9- Positive Affirmations & Self-Talk:
We are talking to ourselves 24/7. We can talk to ourselves like an enemy or like a best friend. When you scare yourself unnecessarily, it’s not the best way to talk to yourself. You can practice self-soothing and be positive instead. Here are some examples:
‘I feel good today and can relax and enjoy relaxing.’
‘Although I’m nervous about the future, I am being really kind to myself in each moment.’
If you want to say affirmations, some could be:
‘I am safe and I am well.’
‘I am relaxed and grateful for all I have.’
This is probably true in the present moment and it sends good messages to your psyche and body.
10- Tricks of The Trade:
The Gremlin has certain cognitive patterns. Some of them include catastrophizing, personalization, black and white thinking, what-ifs and more. What are these and how can you recognize them?
Catastrophizing- You expect disaster to strike and magnify the issue. An example is thinking that since there are 200 deaths from Coronavirus that it will be the end of the world.
Personalization- You make things about you. An example is that you hear that someone who was 25 died of the virus so you are convinced since you are the same age that you’ll die too.
Black and White Thinking- You see things as all good or bad. Even though this Coronavirus scare is horrible, it is possible some good things could come of it, like people coming together to help and maybe advances in science with a vaccine and cure.

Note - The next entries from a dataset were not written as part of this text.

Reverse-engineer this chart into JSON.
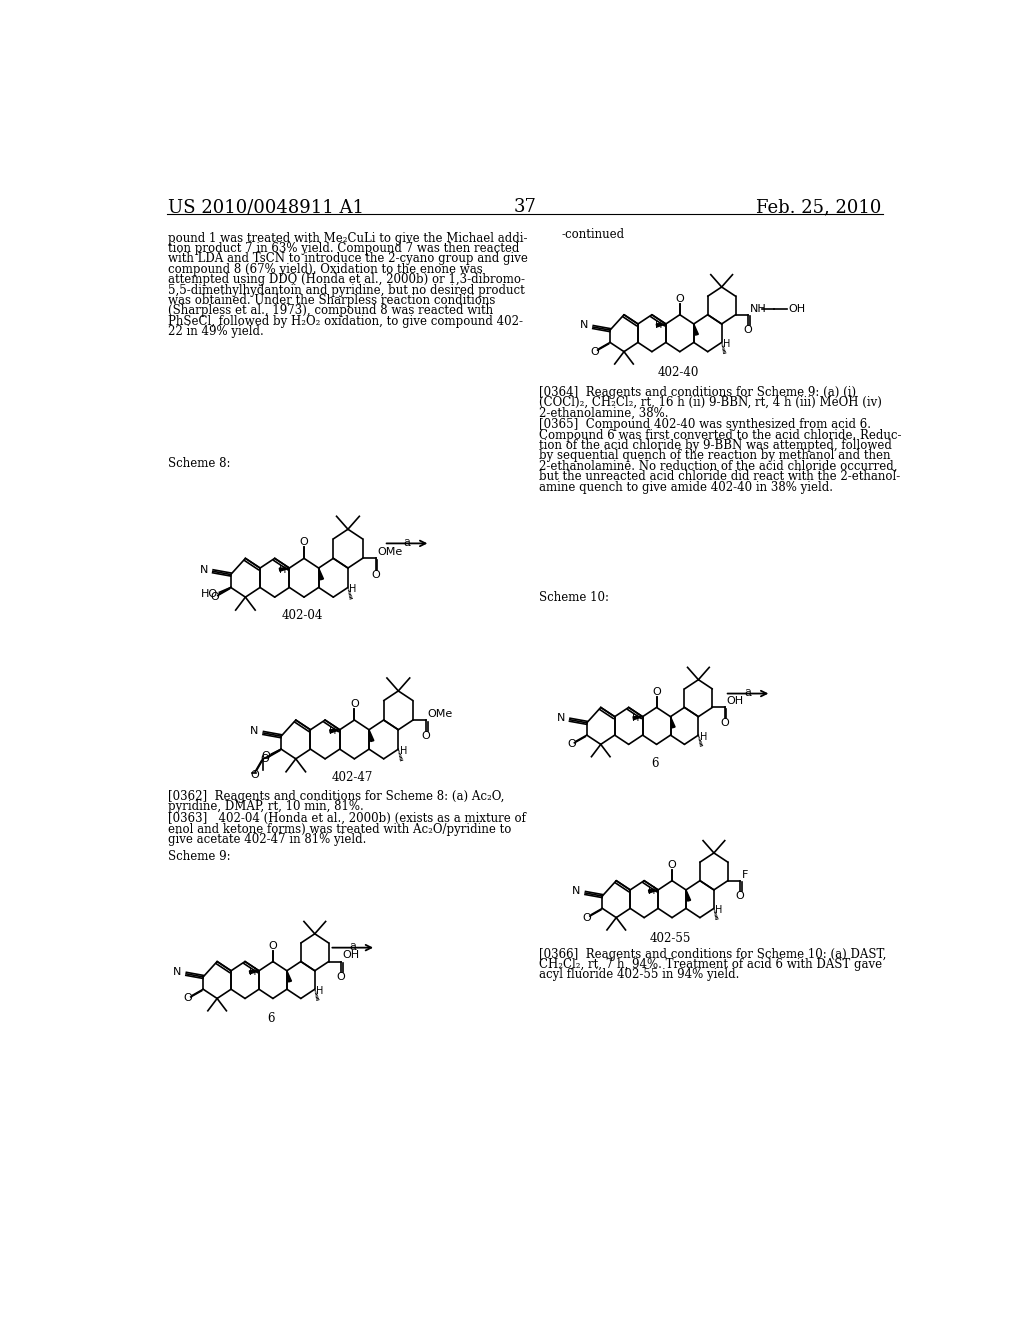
{
  "page_number": "37",
  "patent_number": "US 2010/0048911 A1",
  "patent_date": "Feb. 25, 2010",
  "background_color": "#ffffff",
  "text_color": "#000000",
  "intro_text": "pound 1 was treated with Me₂CuLi to give the Michael addi-\ntion product 7 in 63% yield. Compound 7 was then reacted\nwith LDA and TsCN to introduce the 2-cyano group and give\ncompound 8 (67% yield). Oxidation to the enone was\nattempted using DDQ (Honda et al., 2000b) or 1,3-dibromo-\n5,5-dimethylhydantoin and pyridine, but no desired product\nwas obtained. Under the Sharpless reaction conditions\n(Sharpless et al., 1973), compound 8 was reacted with\nPhSeCl, followed by H₂O₂ oxidation, to give compound 402-\n22 in 49% yield.",
  "scheme8_label": "Scheme 8:",
  "compound_402_04_label": "402-04",
  "compound_402_47_label": "402-47",
  "scheme8_paragraph1": "[0362]  Reagents and conditions for Scheme 8: (a) Ac₂O,\npyridine, DMAP, rt, 10 min, 81%.",
  "scheme8_paragraph2": "[0363]   402-04 (Honda et al., 2000b) (exists as a mixture of\nenol and ketone forms) was treated with Ac₂O/pyridine to\ngive acetate 402-47 in 81% yield.",
  "scheme9_label": "Scheme 9:",
  "compound_6a_label": "6",
  "continued_label": "-continued",
  "compound_402_40_label": "402-40",
  "scheme9_paragraph2_right": "[0364]  Reagents and conditions for Scheme 9: (a) (i)\n(COCl)₂, CH₂Cl₂, rt, 16 h (ii) 9-BBN, rt, 4 h (iii) MeOH (iv)\n2-ethanolamine, 38%.",
  "scheme9_paragraph3_right": "[0365]  Compound 402-40 was synthesized from acid 6.\nCompound 6 was first converted to the acid chloride. Reduc-\ntion of the acid chloride by 9-BBN was attempted, followed\nby sequential quench of the reaction by methanol and then\n2-ethanolamine. No reduction of the acid chloride occurred,\nbut the unreacted acid chloride did react with the 2-ethanol-\namine quench to give amide 402-40 in 38% yield.",
  "scheme10_label": "Scheme 10:",
  "compound_6b_label": "6",
  "compound_402_55_label": "402-55",
  "scheme10_paragraph": "[0366]  Reagents and conditions for Scheme 10: (a) DAST,\nCH₂Cl₂, rt, 7 h, 94%. Treatment of acid 6 with DAST gave\nacyl fluoride 402-55 in 94% yield.",
  "arrow_label": "a"
}
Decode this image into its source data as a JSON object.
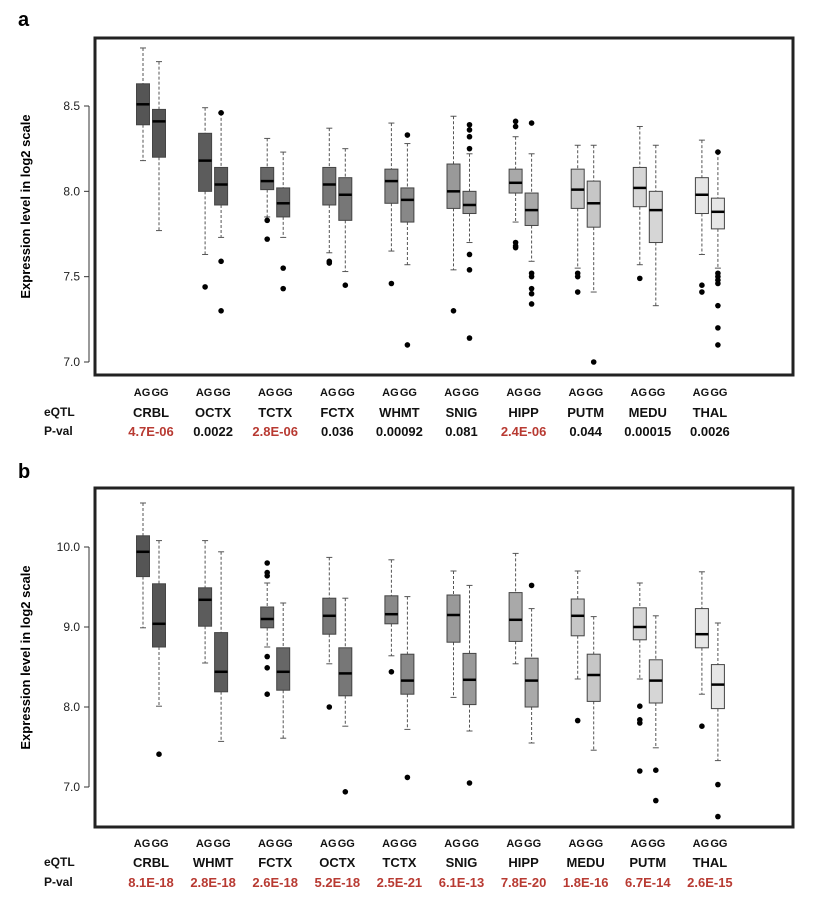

What-Ifs- You imagine all the worst things that could happen. It’s important to continue to see the good in life too or it can lead to severe depression and hopelessness.
So, there are 10 tools you can apply to shift from fear into love. I explore this in my free podcast, called The Love Psychologist, in a 4 episode series. If you are someone who wants to review it in-depth with more examples, you can buy it in paperback ($9.99) or on Kindle for just $2.99 to have it with you as you go through your day.
This is a really rough time but we will get through it. I hope this helps.